AS: I don't know. I'm hoping we figure it out our own way. Certainly people like [Will] Ferrell and [Adam] Sandler, I think, are doing it right. They're making their style of comedy, they're doing it consistently, and they've developed a really faithful fan base. They've really earned it. They've also taken time to do interesting, experimental things, like Stranger Than Fiction and Punch Drunk Love and stuff like that. If I had half the career of either of those dudes, it'd be out of control. [Laughs.] They're definitely people to look up to. Everyone on SNL is doing great—even people who didn't do technically well on the show have been amazing people. People like Ben Stiller and Sarah Silverman and Jay Mohr are all hilarious, brilliant comedians that have been through there. You don't think about them as much because they didn't have T-shirt sketches, but they're all amazing people. There are so many. You walk down the hall at SNL and look at everyone that's been there, and you're just like, "Gilbert Gottfried was in the cast? That dude's hilarious. I didn't even know that." It's so crazy how many people have been through there.

AVC: Including Bob Odenkirk, who influenced you.

AS: Bob and David, that show was amazing. Mr. Show, Stella, and the Tenacious D episodes were the three things that were my college and young-adult inspirations. Those were the things were I was like, "Oh my God. Those guys are doing it."

AVC: Stella—there's another polarizing thing, especially when it became a series.

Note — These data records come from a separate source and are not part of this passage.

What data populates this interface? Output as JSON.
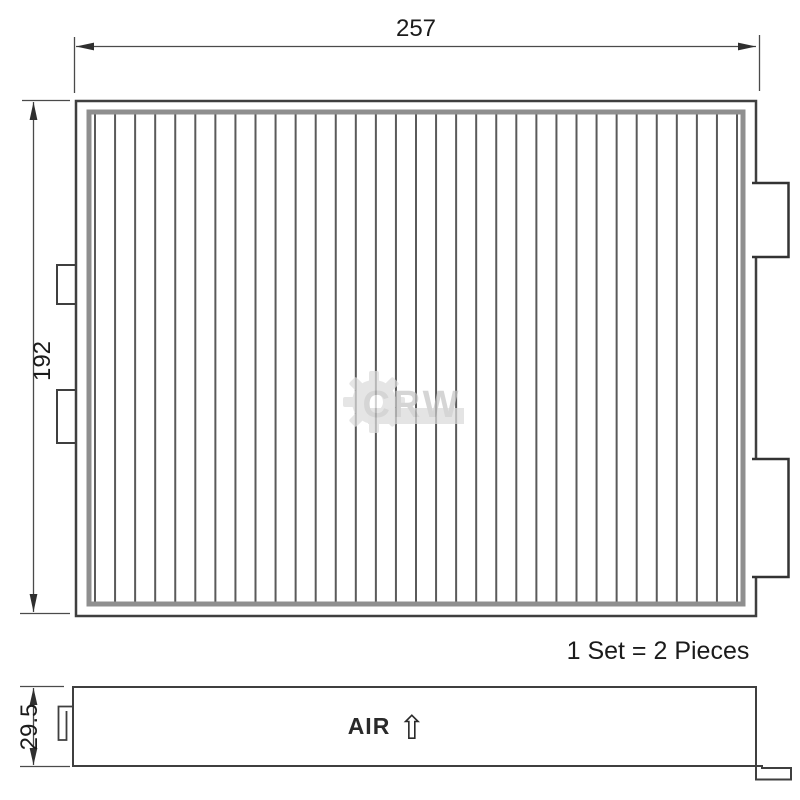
{
  "drawing": {
    "dimension_width": "257",
    "dimension_height": "192",
    "dimension_thickness": "29.5",
    "set_note": "1 Set = 2 Pieces",
    "air_label": "AIR",
    "air_arrow_icon": "⇧",
    "watermark_text": "CRW",
    "pleat_count": 33,
    "colors": {
      "line": "#3f3f3f",
      "frame_inner": "#8f8f8f",
      "pleat": "#5a5a5a",
      "text": "#1b1b1b",
      "watermark": "#c6c6c6"
    }
  }
}
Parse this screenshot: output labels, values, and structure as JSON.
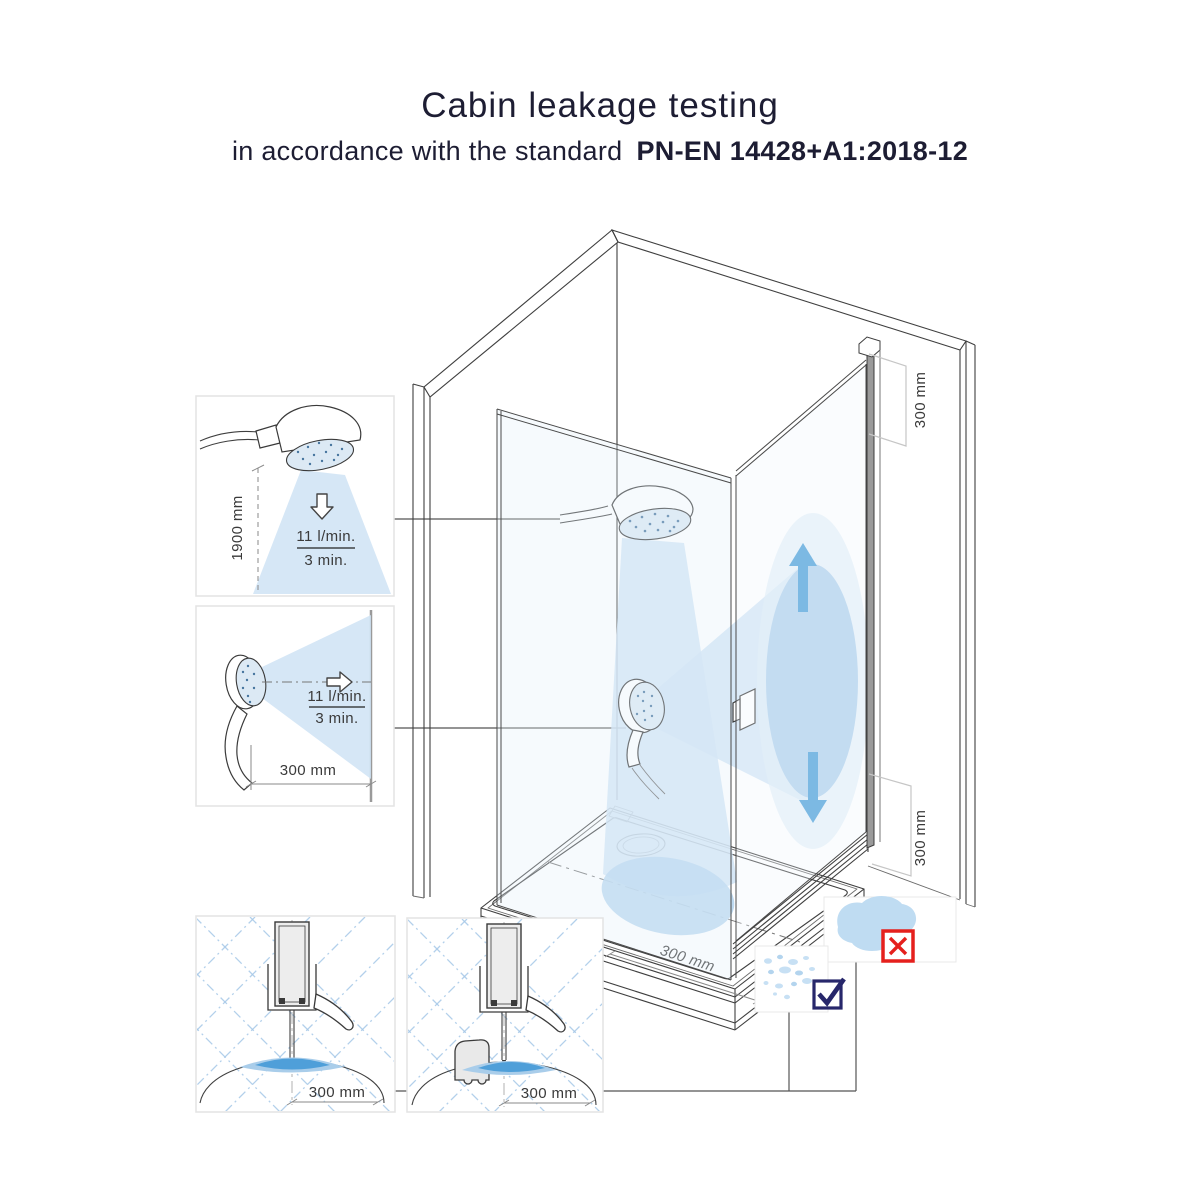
{
  "header": {
    "title": "Cabin leakage testing",
    "subtitle_prefix": "in accordance with the standard",
    "standard_code": "PN-EN 14428+A1:2018-12"
  },
  "insets": {
    "vertical_spray": {
      "height_dimension": "1900 mm",
      "flow_rate": "11 l/min.",
      "duration": "3 min."
    },
    "horizontal_spray": {
      "distance_dimension": "300 mm",
      "flow_rate": "11 l/min.",
      "duration": "3 min."
    },
    "seal_plain": {
      "distance_dimension": "300 mm"
    },
    "seal_threshold": {
      "distance_dimension": "300 mm"
    }
  },
  "cabin": {
    "door_top_dimension": "300 mm",
    "door_bottom_dimension": "300 mm",
    "tray_dimension": "300 mm"
  },
  "icons": {
    "fail": "red-x-icon",
    "pass": "navy-check-icon"
  },
  "colors": {
    "ink": "#1d1d33",
    "line": "#3f3f3f",
    "spray_light": "#cfe3f4",
    "splash_mid": "#aed0ec",
    "water_blue": "#4b9fd8",
    "fail_red": "#e5201d",
    "pass_navy": "#27276b"
  }
}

AS: We were obsessed. I've met those guys since, which was super cool for me, because I watched The State too, and Wet Hot American Summer is one of my favorite movies ever. I have no qualms about telling them how much they've inspired us.

AVC: A lot of the more adventurous stuff that you talk about just doesn't make it, like Stella. Pilots you've worked on have failed. Is there something to learn from all that?

AS: I don't know. I feel like I'd be more confident speaking to that if we had a show that was actually successful. We were a part of three or four pilots, and none of them went. I think they all suffered from the same thing as those other things you mentioned—they were maybe a little too specific. The SNL situation has really worked out for us, in that we were carving out a niche for ourselves within this thing that is more accepting of writing. It's a platform that is already so revered that you get the benefit of the doubt just showing up. Just the fact that Lorne Michaels says, "These guys are good enough. Listen to what they have to say." Everyone just perks up and is like, "Oh, I'll check this out if Lorne thinks it's funny." He's been right so many times before; people would be foolish to not just check it out. I certainly have my whole life.